Do you feel you’re not getting enough sleep? Well, you’re not alone. A recent study of 13 countries found that England is the most sleep deprived nation with 37% of Britons saying they felt they are not getting enough sleep! Experts have suggested that our working culture may be having a direct impact on our sleeping habits, as two in five said that they were so tired they had no energy left to exercise.

The amount of sleep we need varies on age as well as the individual, something the National Sleep Foundation discovered after spending two years developing a comprehensive set of guidelines on the amount of sleep required for various age groups. Those who are 26-64 need between seven and nine hours sleep a night; while those who are 65-plus need slightly less, seven to eight hours.

But, according to the Sleep Council, another organisation devoted to raising awareness of the health benefits of a good night’s sleep, the average Briton gets just six hours and 29 minutes sleep a night. Moreover, the number of us not getting enough has risen dramatically over the last five years. Stress and worry are cited as the most common reasons, while increasingly busy lives are stopping us from getting to bed in the first place.

Yet many of us ignore these guidelines, believing that it’s perfectly fine to get by on less than the recommended amount. Sleep experts, however, want us to consider the potential heath effects of a consistent lack of sleep as seriously as we would, say, the five-a-day guidelines regarding fruit and vegetables. A lack of sleep doesn’t mean you just end up a bit cranky. It also makes it harder to concentrate, can bring on feelings of anxiety and depression, and, over time, can increase the risk of obesity, heart disease, diabetes and shorten overall life expectancy. Since poor sleep may be bad for the brain, it has even been linked to an increased risk of Alzheimer’s.

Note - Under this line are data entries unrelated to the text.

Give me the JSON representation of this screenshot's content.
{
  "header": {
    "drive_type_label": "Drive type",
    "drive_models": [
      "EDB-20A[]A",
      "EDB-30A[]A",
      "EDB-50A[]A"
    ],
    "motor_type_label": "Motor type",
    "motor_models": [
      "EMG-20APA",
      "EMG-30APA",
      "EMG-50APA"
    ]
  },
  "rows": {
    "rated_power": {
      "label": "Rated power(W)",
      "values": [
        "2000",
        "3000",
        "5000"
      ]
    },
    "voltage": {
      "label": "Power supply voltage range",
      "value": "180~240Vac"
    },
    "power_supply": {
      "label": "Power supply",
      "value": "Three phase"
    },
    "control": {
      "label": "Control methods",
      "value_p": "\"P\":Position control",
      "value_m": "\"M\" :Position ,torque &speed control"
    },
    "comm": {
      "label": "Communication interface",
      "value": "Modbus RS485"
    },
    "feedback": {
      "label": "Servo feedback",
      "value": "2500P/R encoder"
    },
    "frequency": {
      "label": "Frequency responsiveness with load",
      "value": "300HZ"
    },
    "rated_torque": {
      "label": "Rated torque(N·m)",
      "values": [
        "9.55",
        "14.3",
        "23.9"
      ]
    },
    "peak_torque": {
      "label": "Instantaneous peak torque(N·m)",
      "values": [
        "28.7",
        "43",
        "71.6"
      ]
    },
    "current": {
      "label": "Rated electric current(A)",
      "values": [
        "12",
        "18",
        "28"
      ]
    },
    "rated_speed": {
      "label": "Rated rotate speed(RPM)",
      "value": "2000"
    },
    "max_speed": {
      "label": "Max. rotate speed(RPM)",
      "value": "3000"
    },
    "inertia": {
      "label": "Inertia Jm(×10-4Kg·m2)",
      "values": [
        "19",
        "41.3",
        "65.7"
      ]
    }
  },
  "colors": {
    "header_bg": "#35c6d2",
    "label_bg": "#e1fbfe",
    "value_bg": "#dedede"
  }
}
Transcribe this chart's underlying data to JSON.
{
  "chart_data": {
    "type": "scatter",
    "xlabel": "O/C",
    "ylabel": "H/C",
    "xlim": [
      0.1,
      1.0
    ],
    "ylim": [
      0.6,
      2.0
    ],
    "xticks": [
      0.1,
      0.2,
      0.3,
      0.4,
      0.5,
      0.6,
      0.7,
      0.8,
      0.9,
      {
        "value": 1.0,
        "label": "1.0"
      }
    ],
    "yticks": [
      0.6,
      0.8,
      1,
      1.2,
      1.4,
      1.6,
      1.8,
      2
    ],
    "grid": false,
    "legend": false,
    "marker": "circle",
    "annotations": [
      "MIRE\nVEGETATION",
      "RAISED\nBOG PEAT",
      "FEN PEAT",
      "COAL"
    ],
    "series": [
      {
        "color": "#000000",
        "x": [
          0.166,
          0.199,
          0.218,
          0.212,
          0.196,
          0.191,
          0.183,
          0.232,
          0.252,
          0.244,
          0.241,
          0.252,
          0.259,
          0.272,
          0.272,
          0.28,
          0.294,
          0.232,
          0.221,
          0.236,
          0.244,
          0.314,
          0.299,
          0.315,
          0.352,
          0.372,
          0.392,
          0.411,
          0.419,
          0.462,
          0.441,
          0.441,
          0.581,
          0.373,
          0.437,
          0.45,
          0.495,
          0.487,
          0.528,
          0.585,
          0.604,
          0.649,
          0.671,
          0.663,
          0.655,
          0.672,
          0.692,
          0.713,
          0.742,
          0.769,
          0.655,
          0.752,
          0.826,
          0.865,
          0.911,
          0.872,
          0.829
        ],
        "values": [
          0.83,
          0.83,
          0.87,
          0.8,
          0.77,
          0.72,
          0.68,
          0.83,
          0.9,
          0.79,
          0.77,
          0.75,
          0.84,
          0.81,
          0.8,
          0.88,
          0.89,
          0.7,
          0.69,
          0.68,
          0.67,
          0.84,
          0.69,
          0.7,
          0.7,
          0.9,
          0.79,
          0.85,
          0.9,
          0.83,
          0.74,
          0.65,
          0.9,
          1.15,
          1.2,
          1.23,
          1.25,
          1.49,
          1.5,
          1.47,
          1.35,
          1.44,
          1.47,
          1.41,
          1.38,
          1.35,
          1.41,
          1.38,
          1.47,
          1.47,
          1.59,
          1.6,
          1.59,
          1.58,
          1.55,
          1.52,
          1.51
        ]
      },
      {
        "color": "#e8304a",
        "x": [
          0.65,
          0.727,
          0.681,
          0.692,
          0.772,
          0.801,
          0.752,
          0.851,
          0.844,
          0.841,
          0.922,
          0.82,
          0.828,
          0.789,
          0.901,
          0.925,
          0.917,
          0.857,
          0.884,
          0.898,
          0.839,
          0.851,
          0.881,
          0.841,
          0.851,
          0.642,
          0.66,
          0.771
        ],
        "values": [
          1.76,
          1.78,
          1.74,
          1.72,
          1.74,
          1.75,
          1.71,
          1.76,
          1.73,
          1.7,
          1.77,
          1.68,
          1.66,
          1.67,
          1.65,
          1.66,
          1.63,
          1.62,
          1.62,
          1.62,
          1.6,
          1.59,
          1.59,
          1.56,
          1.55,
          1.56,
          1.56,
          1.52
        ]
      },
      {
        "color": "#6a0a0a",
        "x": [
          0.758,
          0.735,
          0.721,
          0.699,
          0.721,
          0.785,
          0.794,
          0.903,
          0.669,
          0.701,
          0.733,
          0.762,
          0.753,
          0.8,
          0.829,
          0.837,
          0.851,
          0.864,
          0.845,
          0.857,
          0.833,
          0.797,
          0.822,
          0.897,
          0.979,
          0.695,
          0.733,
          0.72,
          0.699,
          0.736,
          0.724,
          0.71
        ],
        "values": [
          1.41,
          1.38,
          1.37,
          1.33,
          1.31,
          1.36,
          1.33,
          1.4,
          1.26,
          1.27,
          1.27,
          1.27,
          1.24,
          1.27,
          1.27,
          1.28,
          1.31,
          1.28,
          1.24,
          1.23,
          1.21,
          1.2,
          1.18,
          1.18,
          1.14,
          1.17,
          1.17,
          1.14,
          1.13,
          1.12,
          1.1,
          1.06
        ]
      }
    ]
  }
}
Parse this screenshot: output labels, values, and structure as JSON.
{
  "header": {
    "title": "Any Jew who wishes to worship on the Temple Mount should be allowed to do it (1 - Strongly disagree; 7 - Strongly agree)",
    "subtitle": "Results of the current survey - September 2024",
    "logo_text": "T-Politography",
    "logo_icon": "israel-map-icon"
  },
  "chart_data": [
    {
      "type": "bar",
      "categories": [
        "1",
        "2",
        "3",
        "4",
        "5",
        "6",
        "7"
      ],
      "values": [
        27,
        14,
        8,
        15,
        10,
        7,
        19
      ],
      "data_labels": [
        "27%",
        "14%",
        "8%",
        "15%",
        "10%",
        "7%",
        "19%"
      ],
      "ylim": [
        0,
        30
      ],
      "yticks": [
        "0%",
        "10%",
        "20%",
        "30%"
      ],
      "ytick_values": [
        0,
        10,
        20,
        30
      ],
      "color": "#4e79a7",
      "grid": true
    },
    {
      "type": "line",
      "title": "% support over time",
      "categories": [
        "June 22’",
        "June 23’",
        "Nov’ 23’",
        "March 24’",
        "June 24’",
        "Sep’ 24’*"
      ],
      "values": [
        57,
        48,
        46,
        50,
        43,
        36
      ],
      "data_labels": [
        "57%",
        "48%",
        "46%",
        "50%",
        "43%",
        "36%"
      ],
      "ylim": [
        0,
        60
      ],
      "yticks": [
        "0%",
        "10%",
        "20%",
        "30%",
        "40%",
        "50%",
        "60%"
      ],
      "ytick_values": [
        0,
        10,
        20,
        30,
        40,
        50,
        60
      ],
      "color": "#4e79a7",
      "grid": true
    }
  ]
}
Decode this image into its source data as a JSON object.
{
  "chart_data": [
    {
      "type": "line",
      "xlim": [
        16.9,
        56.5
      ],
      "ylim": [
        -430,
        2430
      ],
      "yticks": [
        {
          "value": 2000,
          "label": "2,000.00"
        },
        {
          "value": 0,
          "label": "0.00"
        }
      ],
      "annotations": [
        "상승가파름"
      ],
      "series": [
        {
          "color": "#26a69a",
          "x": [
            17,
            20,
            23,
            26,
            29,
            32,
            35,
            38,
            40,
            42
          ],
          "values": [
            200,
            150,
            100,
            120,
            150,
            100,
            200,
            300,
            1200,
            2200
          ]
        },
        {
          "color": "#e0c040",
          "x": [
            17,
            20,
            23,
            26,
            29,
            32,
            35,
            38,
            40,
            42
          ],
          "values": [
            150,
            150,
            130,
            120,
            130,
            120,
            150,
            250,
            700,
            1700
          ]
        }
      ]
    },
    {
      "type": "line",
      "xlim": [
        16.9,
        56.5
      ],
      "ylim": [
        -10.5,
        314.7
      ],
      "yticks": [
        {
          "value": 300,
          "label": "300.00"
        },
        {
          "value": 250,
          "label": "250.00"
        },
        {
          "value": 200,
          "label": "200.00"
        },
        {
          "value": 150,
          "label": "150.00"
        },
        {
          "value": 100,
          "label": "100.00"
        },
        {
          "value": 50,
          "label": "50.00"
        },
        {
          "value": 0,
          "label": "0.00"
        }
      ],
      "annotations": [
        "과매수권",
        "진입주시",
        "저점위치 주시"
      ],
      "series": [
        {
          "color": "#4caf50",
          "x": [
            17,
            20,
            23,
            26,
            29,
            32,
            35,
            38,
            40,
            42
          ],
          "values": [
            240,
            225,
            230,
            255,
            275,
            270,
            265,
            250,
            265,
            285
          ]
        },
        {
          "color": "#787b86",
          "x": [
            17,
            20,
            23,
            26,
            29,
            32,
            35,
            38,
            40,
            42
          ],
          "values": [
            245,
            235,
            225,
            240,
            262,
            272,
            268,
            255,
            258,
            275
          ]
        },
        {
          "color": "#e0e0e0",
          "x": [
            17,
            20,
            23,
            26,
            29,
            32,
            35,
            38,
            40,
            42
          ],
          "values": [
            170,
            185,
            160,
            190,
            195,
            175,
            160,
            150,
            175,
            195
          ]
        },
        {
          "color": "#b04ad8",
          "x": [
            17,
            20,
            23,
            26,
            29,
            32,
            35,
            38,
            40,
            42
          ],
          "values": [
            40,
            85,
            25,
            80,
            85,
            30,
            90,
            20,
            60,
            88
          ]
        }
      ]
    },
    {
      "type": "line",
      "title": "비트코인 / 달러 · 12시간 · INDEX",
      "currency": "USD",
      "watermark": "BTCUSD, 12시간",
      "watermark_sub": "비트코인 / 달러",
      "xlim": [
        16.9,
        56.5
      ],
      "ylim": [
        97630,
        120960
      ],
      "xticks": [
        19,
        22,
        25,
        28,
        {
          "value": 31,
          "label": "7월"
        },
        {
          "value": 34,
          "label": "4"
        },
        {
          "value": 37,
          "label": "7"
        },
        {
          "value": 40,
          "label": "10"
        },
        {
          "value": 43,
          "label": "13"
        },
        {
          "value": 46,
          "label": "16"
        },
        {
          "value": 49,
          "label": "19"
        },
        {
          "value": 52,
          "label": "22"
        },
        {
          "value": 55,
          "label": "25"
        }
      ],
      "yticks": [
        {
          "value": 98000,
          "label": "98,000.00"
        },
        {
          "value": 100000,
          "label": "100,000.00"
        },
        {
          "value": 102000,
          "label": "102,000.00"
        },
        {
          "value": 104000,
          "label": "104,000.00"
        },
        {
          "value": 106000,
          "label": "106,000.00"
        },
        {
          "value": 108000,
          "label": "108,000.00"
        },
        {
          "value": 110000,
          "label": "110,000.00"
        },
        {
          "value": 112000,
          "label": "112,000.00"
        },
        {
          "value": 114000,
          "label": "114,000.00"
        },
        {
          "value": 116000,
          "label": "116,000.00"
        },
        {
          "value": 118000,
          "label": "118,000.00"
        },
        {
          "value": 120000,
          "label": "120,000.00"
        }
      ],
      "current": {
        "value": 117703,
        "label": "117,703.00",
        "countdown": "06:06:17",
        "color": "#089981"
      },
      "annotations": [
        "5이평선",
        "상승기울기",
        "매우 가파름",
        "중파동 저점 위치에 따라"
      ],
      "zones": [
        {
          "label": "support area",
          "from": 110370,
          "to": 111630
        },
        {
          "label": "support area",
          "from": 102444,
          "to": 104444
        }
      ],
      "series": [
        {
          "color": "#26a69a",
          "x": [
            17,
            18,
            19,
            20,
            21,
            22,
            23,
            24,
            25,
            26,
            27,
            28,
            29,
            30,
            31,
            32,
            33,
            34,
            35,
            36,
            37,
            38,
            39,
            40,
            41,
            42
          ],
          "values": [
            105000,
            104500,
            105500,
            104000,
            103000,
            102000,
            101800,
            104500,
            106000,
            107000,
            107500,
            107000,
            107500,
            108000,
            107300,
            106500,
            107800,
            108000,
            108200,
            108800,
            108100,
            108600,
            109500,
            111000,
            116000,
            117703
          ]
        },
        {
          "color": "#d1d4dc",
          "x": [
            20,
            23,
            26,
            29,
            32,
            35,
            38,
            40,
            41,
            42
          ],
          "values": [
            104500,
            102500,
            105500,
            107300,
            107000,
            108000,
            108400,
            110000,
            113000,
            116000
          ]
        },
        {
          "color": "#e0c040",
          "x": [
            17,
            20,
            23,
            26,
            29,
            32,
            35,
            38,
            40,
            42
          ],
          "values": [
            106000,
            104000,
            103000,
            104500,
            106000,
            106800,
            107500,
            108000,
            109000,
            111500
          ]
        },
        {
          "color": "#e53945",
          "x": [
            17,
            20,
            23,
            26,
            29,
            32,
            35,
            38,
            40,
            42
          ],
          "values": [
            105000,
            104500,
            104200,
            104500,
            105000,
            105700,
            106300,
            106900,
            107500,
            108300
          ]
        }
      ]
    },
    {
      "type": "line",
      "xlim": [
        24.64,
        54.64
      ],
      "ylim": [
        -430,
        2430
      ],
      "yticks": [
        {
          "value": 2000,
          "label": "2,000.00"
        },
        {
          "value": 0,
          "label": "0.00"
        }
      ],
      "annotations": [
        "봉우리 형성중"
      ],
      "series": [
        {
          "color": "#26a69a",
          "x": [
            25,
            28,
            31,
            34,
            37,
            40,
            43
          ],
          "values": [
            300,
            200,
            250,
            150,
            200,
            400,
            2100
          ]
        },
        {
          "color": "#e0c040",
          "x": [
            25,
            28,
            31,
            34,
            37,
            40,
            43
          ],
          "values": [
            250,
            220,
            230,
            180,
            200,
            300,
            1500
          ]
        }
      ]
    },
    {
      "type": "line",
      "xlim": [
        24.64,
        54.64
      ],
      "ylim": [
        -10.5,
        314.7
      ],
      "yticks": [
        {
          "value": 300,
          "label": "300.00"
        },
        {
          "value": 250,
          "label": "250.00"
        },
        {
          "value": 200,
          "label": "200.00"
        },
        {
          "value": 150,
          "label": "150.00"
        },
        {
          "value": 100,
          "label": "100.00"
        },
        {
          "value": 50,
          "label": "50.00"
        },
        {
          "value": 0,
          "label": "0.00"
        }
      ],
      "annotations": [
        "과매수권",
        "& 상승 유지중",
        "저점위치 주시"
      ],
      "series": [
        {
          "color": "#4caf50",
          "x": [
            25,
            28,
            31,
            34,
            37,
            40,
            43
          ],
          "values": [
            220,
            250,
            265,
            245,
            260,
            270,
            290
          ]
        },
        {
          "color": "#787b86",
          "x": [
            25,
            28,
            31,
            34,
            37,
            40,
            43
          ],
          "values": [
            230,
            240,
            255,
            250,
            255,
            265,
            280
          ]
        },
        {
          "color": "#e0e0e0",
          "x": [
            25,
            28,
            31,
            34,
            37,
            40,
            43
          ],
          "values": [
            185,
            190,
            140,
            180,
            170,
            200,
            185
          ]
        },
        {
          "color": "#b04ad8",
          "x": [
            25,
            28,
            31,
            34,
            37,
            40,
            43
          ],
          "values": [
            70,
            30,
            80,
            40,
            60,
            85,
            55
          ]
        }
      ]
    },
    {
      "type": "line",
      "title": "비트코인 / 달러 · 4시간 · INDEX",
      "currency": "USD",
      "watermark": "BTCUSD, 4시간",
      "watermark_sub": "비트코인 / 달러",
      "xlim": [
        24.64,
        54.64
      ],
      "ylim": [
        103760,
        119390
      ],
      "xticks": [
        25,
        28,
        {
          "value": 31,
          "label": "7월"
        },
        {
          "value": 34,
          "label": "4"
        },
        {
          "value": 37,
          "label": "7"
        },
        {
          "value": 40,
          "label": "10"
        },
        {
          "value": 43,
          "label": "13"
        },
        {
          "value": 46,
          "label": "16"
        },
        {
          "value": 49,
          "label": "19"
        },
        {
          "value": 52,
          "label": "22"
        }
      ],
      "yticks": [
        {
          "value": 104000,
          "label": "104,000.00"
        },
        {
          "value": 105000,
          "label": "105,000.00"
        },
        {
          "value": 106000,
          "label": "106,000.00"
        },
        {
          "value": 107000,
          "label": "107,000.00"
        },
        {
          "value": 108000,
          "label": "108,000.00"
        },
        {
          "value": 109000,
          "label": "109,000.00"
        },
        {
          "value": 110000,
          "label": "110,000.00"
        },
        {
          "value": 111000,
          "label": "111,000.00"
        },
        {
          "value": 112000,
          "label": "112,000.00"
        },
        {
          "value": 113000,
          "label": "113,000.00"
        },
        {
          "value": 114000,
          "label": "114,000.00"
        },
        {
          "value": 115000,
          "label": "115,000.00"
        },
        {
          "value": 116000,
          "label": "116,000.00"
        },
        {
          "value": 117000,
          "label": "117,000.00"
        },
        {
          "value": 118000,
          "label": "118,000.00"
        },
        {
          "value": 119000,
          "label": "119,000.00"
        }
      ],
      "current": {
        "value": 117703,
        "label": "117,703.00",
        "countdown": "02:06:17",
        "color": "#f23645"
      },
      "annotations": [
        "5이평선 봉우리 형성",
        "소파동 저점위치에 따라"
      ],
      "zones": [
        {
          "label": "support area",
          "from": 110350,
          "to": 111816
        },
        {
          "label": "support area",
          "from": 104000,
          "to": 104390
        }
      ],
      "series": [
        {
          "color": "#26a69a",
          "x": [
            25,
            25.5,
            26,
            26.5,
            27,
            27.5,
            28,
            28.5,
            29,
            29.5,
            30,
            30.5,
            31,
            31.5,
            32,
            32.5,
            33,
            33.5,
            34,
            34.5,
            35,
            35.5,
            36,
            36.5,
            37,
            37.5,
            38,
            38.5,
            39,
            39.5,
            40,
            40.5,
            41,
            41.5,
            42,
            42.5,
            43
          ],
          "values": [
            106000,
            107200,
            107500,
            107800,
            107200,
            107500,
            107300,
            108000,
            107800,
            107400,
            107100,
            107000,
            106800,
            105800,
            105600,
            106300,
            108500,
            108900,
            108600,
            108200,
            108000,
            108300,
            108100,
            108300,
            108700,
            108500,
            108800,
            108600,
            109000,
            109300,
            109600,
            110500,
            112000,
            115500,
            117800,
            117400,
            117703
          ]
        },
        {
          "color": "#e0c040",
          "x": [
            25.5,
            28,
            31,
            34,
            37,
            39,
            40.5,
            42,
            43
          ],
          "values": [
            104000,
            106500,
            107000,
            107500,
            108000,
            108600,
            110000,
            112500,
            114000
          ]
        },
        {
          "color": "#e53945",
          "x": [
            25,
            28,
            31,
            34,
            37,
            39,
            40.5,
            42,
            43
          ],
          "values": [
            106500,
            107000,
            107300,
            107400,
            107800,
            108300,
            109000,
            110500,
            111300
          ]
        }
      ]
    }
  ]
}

So read on for our expert tips on how to sleep longer, and better, every night…
 
Invest in earplugs

Marianne Davey, director of the British Snoring and Sleep Apnoea Association, advises: “The best earplugs will only block out 37 decibels, which can reduce the sound of minor traffic and other external sounds but is actually not very much if you consider that snoring sound ranges from 50 to 100 decibels. No ear plugs will block that level of noise completely – but they can help muffle it. A good fit is paramount, which can often be a problem for women with small ear canals as the plugs can stick out of the ear. This is also uncomfortable when you are lying on them. Silicone earplugs can be quite effective but the silicone tends to stick to your hair and pull it out. The earplugs we favour are Snore Calm foam earplugs, which cost £9.99 (for 30 pairs) from britishsnoring.co.uk.”
 
Try acupressure

Studies have shown that acupressure can be an effective way to relieve insomnia. The best pressure point for sleep is the ‘neiguan’. This can be found by placing three fingers at the base of the wrist and feeling around for the natural depression between the tendons. Apply steady pressure to help you feel more relaxed.


 
Combat jet lag

Moving across time zones disrupts your day-to-night sequence that can lead to sleep disruption unless you adapt your behaviour. This should start the moment you get on a plane when you should synchronise your phone and your watch to the time at your destination. If it’s time to sleep at your destination, then you need to sleep; and if it’s time to be awake, then you need to be awake. Remember that slight sleep deprivation is not bad for you. If you are flying to New York, for instance, it’s fine to have the odd shorter night and longer day.

Should you ever take sleeping pills?

“Short-acting sleeping tablets like zolpidem or zopiclone can be useful for short term use – for stressful periods, or to break a cycle when someone goes to bed convinced they are not going to be able to sleep,” says Dr Rosemary Leonard. “But they are never a good idea for long-term use. GPs resist prescribing them in any quantities larger than about seven tablets at a time.”  
 
“Melatonin is also available on the NHS on specialist prescription,” says Dr Ebrahim. “Melatonin is a hormone that occurs naturally in the body, controlling the body clock. By activating certain chemical receptors in the brain, it encourages sleep.”

Watch what you eat and drink before bed

If you haven’t had enough sleep, drink plenty of water as being dehydrated can increase feelings of tiredness. Plus don’t cave into cravings. We tend to feel hungrier and consume more calories when sleep deprived because lack of sleep causes changes in the regulation of appetite hormones. You’re therefore more likely to lust after fatty, sweet foods such as chocolate and biscuits.
 
Be cautious of nicotine, caffeine and alcohol too as nicotine and caffeine act as stimulants and can take hours to wear off – disrupting your usual bedtime routine. Drinking alcohol can make you sleepy at first but disrupt your sleep later in the night so try to steer clear.

Stick to a sleep schedule

Creating a consistent bedtime routine can help you sleep better, this can be done by choosing specific times to go to sleep and wake up every day. This routine can help your body’s natural sleep-wake cycle and promotes a better night’s sleep. On the nights where you can’t sleep, get up and do something relaxing, like reading and go back to bed when you feel tired again.